Silencio!
November 26, 2007
Film Threat interviews Jeff Mashino, the Indiana Jones of silent movie fans. He tracks down rare silent films, and has them restored and released.
Is there a market in today’s DVD world for silent movies? And what have been the challenges and strategies you’ve faced in getting the word out on your titles?

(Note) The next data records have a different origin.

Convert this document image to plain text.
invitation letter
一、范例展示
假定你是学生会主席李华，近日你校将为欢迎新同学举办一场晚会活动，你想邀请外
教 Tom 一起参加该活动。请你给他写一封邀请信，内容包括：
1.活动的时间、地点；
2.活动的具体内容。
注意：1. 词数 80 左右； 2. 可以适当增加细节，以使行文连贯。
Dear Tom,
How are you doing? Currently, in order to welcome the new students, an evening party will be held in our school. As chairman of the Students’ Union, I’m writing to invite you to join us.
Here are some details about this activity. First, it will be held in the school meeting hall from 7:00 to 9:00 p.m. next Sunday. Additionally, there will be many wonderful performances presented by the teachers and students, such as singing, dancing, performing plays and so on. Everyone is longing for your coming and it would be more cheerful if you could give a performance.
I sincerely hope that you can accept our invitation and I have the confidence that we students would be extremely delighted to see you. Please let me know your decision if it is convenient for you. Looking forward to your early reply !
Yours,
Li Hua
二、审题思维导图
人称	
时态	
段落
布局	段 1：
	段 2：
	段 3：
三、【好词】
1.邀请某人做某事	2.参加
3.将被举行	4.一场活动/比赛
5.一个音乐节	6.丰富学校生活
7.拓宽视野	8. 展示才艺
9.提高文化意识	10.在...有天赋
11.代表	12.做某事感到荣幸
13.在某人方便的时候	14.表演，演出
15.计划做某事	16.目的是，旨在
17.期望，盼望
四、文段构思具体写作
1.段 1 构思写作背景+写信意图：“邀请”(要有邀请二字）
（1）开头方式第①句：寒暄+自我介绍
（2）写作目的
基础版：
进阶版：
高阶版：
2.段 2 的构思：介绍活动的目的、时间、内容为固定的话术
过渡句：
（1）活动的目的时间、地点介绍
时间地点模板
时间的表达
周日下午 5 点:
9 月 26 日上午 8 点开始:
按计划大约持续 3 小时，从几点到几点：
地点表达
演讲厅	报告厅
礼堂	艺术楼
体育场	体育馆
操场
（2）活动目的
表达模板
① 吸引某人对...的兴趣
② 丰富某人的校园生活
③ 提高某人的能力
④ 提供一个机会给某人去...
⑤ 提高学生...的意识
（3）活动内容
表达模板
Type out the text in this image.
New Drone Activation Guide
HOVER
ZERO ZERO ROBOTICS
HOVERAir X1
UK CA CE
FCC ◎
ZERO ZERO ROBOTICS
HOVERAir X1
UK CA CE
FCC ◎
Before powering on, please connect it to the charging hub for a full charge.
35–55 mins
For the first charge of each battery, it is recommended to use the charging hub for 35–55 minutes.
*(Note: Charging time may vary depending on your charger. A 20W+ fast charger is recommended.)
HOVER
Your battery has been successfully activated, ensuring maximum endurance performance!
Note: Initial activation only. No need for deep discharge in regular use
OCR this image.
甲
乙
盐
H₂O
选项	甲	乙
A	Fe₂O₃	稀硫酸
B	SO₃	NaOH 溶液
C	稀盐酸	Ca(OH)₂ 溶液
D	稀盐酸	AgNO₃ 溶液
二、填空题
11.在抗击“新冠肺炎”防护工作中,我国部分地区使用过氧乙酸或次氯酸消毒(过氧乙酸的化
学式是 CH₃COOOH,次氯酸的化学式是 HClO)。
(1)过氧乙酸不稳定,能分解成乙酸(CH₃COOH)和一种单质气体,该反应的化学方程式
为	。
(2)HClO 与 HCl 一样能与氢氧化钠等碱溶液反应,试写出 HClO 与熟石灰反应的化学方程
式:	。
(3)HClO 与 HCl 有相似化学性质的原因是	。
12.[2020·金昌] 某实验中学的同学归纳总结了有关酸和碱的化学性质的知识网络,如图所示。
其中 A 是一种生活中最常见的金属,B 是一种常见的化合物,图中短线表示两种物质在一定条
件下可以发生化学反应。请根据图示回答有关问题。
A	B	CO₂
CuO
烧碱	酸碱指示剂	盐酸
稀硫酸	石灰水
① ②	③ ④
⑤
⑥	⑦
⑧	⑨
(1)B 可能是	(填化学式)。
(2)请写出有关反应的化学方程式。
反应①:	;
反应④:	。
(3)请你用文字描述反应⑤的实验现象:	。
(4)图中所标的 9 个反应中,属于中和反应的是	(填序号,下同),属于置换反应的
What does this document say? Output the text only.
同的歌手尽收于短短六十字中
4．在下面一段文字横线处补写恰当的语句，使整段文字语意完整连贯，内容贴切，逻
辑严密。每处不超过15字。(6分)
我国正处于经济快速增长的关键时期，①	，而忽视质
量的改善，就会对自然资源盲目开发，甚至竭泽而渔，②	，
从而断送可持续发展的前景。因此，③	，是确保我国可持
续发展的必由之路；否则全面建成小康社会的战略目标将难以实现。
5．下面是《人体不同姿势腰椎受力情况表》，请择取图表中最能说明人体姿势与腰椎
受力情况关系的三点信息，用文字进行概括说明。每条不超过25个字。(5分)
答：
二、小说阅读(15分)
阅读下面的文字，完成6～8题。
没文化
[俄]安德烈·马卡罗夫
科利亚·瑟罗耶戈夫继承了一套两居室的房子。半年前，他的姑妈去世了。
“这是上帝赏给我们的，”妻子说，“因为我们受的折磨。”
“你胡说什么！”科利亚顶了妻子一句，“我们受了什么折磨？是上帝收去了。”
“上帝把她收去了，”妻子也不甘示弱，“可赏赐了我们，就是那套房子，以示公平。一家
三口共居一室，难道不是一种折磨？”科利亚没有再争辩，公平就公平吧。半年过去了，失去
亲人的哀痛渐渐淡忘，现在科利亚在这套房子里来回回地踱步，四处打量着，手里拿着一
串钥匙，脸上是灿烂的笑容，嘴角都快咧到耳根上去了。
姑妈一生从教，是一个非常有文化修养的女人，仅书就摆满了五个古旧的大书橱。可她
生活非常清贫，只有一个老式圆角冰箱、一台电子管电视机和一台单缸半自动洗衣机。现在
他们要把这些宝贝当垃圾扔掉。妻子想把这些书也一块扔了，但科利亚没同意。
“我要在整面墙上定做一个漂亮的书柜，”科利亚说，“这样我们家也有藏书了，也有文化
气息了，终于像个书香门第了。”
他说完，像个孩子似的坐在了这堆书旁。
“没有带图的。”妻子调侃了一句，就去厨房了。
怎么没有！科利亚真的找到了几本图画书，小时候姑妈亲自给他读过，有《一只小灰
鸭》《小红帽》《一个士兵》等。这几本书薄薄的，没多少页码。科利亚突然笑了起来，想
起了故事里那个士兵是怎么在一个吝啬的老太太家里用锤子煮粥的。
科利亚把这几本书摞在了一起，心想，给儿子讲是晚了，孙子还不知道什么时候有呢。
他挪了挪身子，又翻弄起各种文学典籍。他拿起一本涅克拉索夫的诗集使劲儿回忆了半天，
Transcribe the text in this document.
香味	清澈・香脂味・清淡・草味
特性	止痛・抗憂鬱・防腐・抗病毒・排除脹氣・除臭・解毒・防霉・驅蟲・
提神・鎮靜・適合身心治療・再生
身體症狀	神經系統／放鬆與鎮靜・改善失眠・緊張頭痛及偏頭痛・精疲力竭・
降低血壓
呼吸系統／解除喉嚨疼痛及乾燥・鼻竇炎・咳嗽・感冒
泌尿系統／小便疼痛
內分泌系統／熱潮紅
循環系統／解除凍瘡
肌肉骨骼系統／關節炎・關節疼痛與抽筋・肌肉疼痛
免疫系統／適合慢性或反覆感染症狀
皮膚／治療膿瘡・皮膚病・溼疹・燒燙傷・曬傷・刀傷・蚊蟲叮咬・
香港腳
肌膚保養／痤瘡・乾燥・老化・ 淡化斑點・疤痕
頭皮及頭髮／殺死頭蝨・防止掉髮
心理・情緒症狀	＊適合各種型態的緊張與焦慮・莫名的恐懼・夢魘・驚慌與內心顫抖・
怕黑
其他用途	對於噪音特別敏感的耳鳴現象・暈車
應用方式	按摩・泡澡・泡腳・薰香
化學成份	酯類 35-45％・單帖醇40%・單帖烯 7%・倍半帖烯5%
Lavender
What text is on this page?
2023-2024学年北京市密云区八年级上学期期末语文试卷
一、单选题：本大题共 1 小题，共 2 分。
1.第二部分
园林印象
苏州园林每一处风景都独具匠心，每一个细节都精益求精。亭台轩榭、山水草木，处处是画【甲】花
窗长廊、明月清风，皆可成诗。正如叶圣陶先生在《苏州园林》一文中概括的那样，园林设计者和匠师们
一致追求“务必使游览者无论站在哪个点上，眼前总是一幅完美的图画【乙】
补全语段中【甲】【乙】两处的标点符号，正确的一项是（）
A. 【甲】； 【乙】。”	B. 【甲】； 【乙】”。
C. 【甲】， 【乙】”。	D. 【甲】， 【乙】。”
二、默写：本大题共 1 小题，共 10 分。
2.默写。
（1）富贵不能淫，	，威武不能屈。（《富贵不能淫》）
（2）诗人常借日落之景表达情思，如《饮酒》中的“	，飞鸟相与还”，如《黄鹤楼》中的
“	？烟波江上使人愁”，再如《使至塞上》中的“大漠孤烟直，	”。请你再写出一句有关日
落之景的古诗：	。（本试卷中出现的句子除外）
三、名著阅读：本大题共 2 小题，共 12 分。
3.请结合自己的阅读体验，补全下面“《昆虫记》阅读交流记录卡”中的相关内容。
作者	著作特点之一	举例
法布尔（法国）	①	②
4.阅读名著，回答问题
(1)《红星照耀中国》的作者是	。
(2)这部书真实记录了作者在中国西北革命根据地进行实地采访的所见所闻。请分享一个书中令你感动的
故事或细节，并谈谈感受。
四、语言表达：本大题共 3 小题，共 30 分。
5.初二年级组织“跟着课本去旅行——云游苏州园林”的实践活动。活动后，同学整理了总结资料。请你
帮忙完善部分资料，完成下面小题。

Absolutely! It is the lesson of “The Long Tail,” the theory popularized by Wired Magazine’s Chris Anderson, that our culture and economy is increasingly shifting away from a focus on a relatively small number of “hits” (mainstream studio-produced DVDs and mass retail distribution) at the head of the demand curve and toward a huge number of “specialty market” niches in the tail, driven in part by the Internet, which has allowed the costs of distribution to become cheaper and has provided a means by which more people can become educated about film history. I’ve tried to use this (and low overhead) to my advantage with Flicker Alley – since I am not entrenched in the traditional “bricks and mortar” retail store route, I rely on online promotion and sales.
The better mousetrap will be the one that keeps people interested in buying movies at all. We don’t make too many classics these days. The Departed and Pulp Fiction come to mind, but little else. There will be dozens more movies like Spider-Man and TransFormers, but they’ll be disposable as always.
The archivists of tomorrow will be sending off plenty of emails, looking for those lost, “great” YouTube videos. Let’s hope something truly great comes along between now and then, so we can say we lived through it. (Hint: It won’t come from Hollywood.)